Presenting involves elements of luck, I think we can rely less on luck…
After a series of extremely well received talks for the Atlanta .Net group I almost bombed last time. It was not a total disaster and luckily few were present to witness it. I had given the presentation very successfully twice before, so what happened?
The Excuses
Late notice: I stepped in late to fill the slot and did little preparation
Lack of Preparation: The only preparation was testing the demos and skim reading slides
Lack of enthusiasm: Lariam still affects me slightly, that was one of those weeks
Bad Luck
No crowd interaction: Advertising talks well in advance gets the word out and brings in people really interested in the subject - just one eager audience member can spur interest for others
Bored Blank faces: Need to learn how to handle this
Problems with my Old Style
Need short 10/15 minutes segments: The Cruise Control .Net talk was pretty technical, each section building on the last.

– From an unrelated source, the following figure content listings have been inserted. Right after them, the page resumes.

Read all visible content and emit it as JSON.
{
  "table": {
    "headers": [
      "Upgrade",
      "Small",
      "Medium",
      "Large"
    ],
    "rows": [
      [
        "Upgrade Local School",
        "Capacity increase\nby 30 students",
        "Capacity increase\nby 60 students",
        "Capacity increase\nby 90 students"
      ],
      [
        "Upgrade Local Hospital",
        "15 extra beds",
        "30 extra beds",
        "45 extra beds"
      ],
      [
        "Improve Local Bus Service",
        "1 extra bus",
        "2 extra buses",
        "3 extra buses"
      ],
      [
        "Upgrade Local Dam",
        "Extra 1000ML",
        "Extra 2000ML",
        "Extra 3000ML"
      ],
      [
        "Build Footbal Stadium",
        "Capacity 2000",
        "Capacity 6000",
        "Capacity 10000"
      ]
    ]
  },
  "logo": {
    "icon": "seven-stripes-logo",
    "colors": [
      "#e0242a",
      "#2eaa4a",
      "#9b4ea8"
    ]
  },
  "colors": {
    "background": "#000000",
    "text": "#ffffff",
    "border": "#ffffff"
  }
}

If I lost an audience member they stayed lost. If one demo fails it could destroy every subsequent demo.
Relying on audience interaction: Good interaction makes for killer presentations - everyone learns and everyone has fun. I was relying on it, don’t!
Deja Vu: When giving the same presentation several times it feels insincere, especially when repeating jokes. This must be an experience thing, Comedy School could help too.